The Carbon Coalition supports the call by a Victorian Government subcommittee for soil carbon rights to be made law. Environment and Natural Resources Committee chair John Pandazopoulos says legislation is needed to protect the rights of growers to the carbon they sequester in their soil. Currently Western Australia is the only State to have such protection enshrined in law. The need is real. Governments in Australia have set precedents for nationalizing privately owned resources: Peter Spencer’s campaign for compensation for the impact of native vegetation laws is based on establishing the fact that the Commonwealth has used the ban on clearing to meet its Kyoto obligations. The estimated value of the carbon involved has been stretched to billions. The Spencer case will succeed only if the High Court agrees with him that, while the States banned clearing, the Commonwealth was party to the action after the event. The Government gained something of value, the farmers lost something of value, and therefore compensation should be paid.

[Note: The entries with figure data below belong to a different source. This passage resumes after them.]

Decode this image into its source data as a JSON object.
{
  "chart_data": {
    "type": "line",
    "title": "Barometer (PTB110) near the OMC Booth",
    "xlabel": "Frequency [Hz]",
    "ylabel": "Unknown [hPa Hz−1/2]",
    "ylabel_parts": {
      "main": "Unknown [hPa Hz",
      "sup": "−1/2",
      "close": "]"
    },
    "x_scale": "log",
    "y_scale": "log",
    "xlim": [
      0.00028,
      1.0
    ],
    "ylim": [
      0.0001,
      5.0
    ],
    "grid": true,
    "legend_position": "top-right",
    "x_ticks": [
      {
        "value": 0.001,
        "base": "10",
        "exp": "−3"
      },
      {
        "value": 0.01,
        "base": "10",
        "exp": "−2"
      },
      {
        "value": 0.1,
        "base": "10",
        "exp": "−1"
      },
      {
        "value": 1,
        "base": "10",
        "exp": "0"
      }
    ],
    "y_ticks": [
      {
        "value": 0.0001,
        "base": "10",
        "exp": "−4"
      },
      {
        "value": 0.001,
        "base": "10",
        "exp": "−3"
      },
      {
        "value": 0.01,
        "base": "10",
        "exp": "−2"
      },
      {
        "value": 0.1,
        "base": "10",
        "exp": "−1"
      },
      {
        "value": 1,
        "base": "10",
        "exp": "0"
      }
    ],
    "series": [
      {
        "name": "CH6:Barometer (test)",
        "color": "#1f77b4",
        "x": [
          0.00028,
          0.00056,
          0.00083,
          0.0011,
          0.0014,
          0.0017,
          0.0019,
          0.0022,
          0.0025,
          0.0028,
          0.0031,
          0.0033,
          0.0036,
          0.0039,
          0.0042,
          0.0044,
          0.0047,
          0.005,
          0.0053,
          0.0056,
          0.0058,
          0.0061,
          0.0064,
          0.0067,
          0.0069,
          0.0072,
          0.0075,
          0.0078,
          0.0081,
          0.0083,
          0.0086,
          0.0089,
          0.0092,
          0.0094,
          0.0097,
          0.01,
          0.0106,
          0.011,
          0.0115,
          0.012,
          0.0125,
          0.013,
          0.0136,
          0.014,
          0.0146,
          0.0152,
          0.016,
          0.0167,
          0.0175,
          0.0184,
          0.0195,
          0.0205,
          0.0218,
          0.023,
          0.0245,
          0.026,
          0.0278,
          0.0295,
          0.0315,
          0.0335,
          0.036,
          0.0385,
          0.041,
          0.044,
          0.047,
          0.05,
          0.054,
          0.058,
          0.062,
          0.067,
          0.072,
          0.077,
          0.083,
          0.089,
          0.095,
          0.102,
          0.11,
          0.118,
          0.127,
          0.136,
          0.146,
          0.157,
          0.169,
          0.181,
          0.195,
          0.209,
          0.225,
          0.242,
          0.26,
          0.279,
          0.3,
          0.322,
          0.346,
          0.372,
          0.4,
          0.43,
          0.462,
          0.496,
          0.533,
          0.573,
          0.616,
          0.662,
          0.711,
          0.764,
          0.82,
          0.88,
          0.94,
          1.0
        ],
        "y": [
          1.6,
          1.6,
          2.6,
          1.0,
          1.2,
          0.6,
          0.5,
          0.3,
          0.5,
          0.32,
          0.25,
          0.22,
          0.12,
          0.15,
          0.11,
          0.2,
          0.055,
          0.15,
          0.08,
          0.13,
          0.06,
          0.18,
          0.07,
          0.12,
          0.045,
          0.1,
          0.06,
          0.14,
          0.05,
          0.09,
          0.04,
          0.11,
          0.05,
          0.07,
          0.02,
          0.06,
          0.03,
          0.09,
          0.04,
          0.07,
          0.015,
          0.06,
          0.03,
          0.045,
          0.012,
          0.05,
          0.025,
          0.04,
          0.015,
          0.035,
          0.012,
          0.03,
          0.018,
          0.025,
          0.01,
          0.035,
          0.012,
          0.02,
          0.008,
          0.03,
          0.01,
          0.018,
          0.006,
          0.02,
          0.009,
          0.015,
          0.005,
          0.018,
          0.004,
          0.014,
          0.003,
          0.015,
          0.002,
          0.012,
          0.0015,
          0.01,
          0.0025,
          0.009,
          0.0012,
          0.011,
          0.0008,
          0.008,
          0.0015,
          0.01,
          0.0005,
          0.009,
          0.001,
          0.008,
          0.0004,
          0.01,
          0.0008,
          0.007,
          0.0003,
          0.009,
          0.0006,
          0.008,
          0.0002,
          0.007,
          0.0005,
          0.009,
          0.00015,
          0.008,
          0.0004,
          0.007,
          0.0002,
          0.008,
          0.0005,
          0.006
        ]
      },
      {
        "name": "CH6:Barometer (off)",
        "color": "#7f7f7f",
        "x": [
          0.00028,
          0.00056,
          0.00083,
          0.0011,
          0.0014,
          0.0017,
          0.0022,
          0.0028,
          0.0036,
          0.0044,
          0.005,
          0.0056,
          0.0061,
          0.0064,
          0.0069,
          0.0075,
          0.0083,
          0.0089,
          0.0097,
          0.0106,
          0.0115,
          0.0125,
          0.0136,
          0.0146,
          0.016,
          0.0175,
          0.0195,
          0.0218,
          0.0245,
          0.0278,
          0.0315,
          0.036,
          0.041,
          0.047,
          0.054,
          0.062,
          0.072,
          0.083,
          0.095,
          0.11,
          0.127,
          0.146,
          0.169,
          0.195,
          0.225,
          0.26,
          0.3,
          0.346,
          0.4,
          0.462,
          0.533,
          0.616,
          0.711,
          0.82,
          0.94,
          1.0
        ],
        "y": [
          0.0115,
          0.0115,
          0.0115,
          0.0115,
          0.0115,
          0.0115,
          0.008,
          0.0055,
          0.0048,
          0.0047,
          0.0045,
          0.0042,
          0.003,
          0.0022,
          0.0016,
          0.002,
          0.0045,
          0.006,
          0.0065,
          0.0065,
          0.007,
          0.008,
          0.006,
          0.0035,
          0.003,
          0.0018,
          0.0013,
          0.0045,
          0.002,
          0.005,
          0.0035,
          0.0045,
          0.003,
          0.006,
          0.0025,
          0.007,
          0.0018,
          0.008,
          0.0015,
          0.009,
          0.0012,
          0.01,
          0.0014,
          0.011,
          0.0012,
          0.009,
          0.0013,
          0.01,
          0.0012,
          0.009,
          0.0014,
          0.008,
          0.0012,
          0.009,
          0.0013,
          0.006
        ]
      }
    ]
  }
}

Soil scientist Professor Peter Grace advises Governments that they own the carbon in soil: “the Crown retains broad prerogative powers of reservation and resumption in respect of leasehold land…” If this is the case then the relevant state government must assign ownership of the carbon to the landholder.” This statement would need to be tested in court.
The Victorian Committee seem to believe that soil carbon can be classified as a mineral (and the law assigns ownership of minerals to governments). The scientists use the term ‘mineral soil C’; international mineral classification experts have included a new organic category. There is enough doubt to request that Governments clarify the rights of farmers.

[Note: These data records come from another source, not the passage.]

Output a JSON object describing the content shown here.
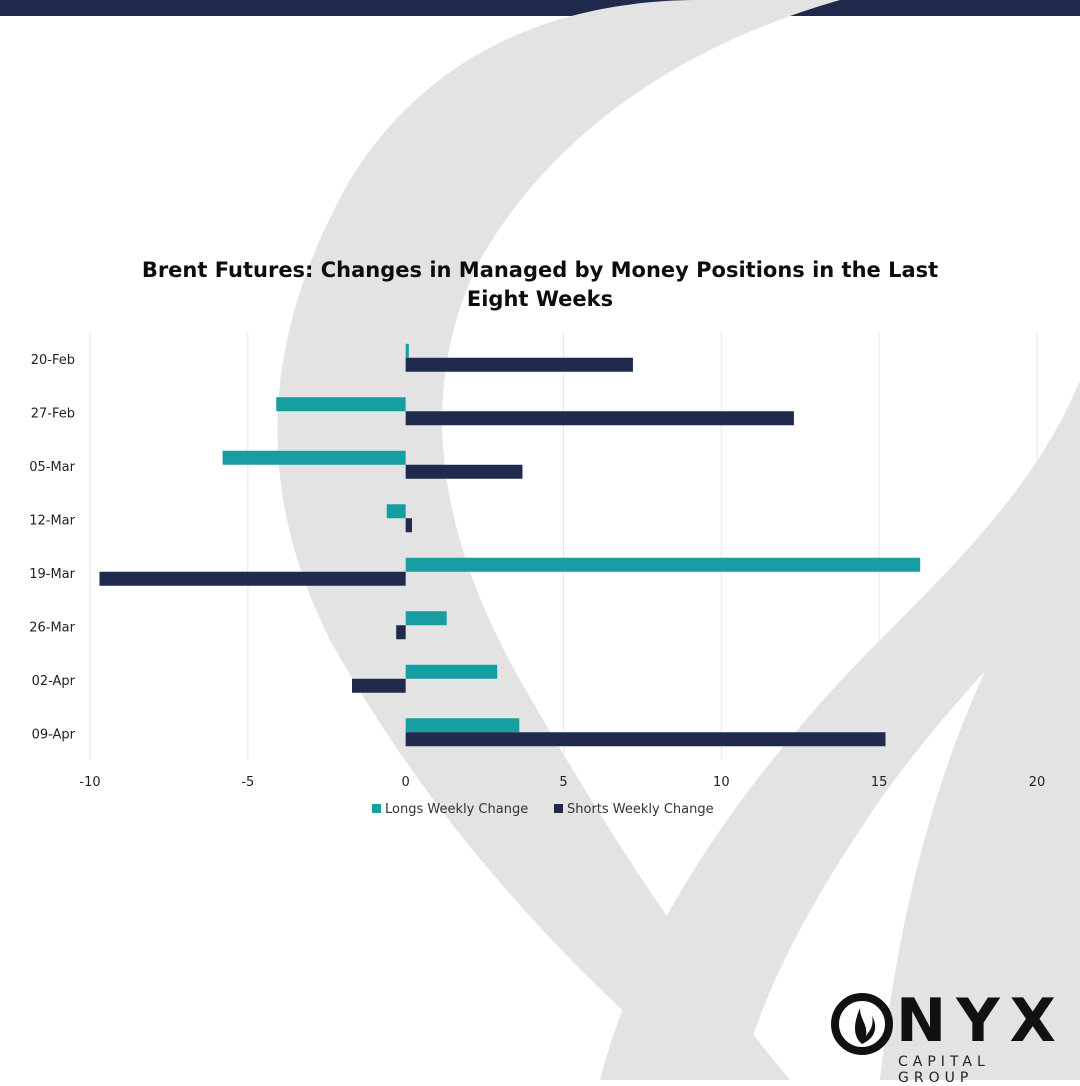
{
  "colors": {
    "longs": "#169ea3",
    "shorts": "#1f2a4d",
    "header_bar": "#1f2a4d",
    "watermark": "#e3e3e3",
    "grid": "#e6e6e6"
  },
  "chart_data": {
    "type": "bar",
    "orientation": "horizontal",
    "title": "Brent Futures: Changes in Managed by Money Positions in the Last Eight Weeks",
    "categories": [
      "20-Feb",
      "27-Feb",
      "05-Mar",
      "12-Mar",
      "19-Mar",
      "26-Mar",
      "02-Apr",
      "09-Apr"
    ],
    "series": [
      {
        "name": "Longs Weekly Change",
        "values": [
          0.1,
          -4.1,
          -5.8,
          -0.6,
          16.3,
          1.3,
          2.9,
          3.6
        ]
      },
      {
        "name": "Shorts Weekly Change",
        "values": [
          7.2,
          12.3,
          3.7,
          0.2,
          -9.7,
          -0.3,
          -1.7,
          15.2
        ]
      }
    ],
    "xlim": [
      -10,
      20
    ],
    "xticks": [
      "-10",
      "-5",
      "0",
      "5",
      "10",
      "15",
      "20"
    ],
    "grid": "vertical",
    "legend": "bottom"
  },
  "logo": {
    "wordmark": "NYX",
    "tagline": "CAPITAL GROUP",
    "icon": "flame-icon"
  }
}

The obvious problem for a government thinking of hijacking a farmer’s soil carbon is this: unless the government is going to enforce certain soil management practices, it is the farmer’s choice. What incentive will it take to get farmers to change?
Academics and Green activists believe farmers should be forced by law to sequester soil carbon. Peter Grace believes that the “government should also be a signatory to all contractual agreements between the landholder and the purchaser involving crown land to warrant that it will not authorise uses of the land which conflict with the maintenance of SOC stocks.”
Given the importance of the role soils can play in our response to Climate Change and the urgency, any disincentive put upon farmers would be foolish.